“If they’re going to make a new version of The Incredible Hulk every two years, we’re so out of here,” said a spokes-bee, who believes the ink on the DVD case should be dry before a reboot enters the theaters.
The Happening begins with an episode that stretches credulity to the breaking point:
Mark Wahlberg is a high school teacher!
Now Harry Potter as a real wizard, that I buy. But Mark Wahlberg in front of a class and not because some kid brought him in for “Show and Tell”? Come on!
“There are forces at work beyond our understanding,” he teaches. “Especially beyond my understanding, if you include virtually every force at work.”
But wait! There’s an “event” happening!
And whatever that “event” is, it’s surrounded by a cast of extremely mediocre Philadelphia-area supporting players who have spent a larger proportion of their careers sampling cheesesteaks than honing their craft.
Something’s in the air, and it’s making people kill themselves.
Besides the Denise Richards reality TV show, I mean.
Wouldn’t it be just our luck if the entire Lohan family is immune?
Pedestrians freeze like drivers on their cellphones when the light turns green while they ponder incredibly elaborate and imaginative ways to kill themselves. I don’t know about you, but if I had to figure out a cinematic and novel way to off myself it might stop me in my tracks, too.
“Why do people kill themselves in such devilishly elaborate ways?” asks formerly charming Zooey Deschanel, as she stuffs Tastycakes into every orifice on a suicidal rampage.
“If your last movie was The Lady In the Water, you’d finish yourself off with seared squab, foie gras, braised leeks, and lobster sauce, too” said John Leguizamo.
Speaking of The Lady in the Water, The Happening is certainly better than M. Night Shyamalan’s last outing.
But so is a screensaver.
It’s not giving anything away to say the plants are exacting their revenge on humanity. Although this doesn’t really make sense since the more we deforest, the fewer the plants. So isn’t the solution to kill more plants?
Listen, if you fear terrorists, you don’t plant them in your garden holding little lanterns next to your pink flamingos.
The wind blows this airborne death-wish to and fro. Yes, the wind is the villain…
…and I don’t mean breaking wind. Although that’s a very special kind of evil, too, and the plants wash their hands of it.
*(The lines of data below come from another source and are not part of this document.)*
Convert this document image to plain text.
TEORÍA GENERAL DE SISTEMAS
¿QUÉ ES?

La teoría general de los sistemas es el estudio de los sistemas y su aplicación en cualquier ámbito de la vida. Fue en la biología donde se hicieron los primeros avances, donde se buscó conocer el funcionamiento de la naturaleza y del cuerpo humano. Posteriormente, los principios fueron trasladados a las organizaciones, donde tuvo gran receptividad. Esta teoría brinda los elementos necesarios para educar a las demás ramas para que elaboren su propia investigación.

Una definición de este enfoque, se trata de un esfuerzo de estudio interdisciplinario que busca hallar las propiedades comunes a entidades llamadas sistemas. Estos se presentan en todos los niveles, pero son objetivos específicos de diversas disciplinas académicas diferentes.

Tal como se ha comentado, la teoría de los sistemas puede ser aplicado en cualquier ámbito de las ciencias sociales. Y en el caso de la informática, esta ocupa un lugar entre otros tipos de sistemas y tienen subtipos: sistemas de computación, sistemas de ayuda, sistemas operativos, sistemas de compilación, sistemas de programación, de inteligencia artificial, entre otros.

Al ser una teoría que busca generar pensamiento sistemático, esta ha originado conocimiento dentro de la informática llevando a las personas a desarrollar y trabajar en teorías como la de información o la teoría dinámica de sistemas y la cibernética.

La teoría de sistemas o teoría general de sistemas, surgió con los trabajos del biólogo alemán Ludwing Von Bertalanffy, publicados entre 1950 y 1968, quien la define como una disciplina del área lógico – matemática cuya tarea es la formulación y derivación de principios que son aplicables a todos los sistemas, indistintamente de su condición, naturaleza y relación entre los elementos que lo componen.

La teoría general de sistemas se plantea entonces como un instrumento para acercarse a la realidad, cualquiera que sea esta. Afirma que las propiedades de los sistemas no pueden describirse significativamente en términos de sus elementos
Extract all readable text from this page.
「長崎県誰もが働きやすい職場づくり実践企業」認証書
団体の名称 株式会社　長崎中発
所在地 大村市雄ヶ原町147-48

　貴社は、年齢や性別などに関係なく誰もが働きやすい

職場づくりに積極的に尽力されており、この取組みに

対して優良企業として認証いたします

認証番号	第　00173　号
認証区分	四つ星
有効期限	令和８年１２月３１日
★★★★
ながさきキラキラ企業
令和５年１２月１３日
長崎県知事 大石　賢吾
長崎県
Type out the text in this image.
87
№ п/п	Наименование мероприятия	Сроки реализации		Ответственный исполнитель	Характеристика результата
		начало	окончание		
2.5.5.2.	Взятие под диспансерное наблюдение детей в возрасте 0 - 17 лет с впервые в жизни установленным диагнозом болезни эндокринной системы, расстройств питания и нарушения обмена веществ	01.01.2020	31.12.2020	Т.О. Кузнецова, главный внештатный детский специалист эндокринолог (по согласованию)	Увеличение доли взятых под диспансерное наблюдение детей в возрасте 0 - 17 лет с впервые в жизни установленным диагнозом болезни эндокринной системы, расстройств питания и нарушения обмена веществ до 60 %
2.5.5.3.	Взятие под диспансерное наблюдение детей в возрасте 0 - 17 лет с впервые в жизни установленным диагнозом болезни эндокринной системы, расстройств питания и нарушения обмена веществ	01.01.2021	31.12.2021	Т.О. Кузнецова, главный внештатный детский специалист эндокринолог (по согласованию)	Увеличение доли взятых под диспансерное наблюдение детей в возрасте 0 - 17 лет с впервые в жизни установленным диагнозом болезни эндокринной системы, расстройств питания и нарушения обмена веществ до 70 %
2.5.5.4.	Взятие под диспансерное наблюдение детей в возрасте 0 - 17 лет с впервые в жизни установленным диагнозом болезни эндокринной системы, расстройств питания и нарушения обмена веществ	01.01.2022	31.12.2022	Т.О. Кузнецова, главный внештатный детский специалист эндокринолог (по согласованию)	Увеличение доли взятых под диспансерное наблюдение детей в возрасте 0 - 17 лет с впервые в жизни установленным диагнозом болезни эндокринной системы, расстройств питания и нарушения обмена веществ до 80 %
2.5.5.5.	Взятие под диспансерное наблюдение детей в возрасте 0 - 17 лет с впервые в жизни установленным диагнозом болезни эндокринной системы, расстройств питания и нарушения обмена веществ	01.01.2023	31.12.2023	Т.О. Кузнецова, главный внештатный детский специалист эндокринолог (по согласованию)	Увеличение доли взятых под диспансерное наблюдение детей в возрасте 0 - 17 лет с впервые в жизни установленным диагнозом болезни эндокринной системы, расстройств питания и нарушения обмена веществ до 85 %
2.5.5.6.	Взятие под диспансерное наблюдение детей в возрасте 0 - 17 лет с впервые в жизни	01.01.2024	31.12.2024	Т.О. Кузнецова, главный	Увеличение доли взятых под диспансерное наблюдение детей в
Frankly, I think this movie would have been better if the plants were actually giant Venus Fly Traps which swallow Mark Wahlberg whole.
“Stop, don’t eat Mark Walberg!” Zooey would cry.
“Yes,” shouts John Leguizamo, “who will executive produce the next season of Entourage on HBO?!”
One alarmed woman is speaking to her daughter on her cellphone as the daughter starts losing it. So the mom puts it on speaker!
She puts it on speaker so the crowd can hear her daughter kill herself!!
Who’s really the crazy one in that family?!
The kids in this movie are particularly Ed-Wood-Bad. John Leguizamo’s daughter cries like she has never cried before and never seen anyone cry before. “Every sense-memory I possess comes from the Powerpuff Girls,” she explained.
Over there’s the great Betty Buckley, proving not only that Eight is Enough, but that it’s enough to send you over the edge.
“Don’t touch things that aren’t yours,” Betty advises Mark in a most crazy way.
“Does that apply to the wallets of the audience?” Mark replies.
The Happening definitely has its moments. But they don’t add up to enough.
In the meantime, don’t give my houseplants any ideas.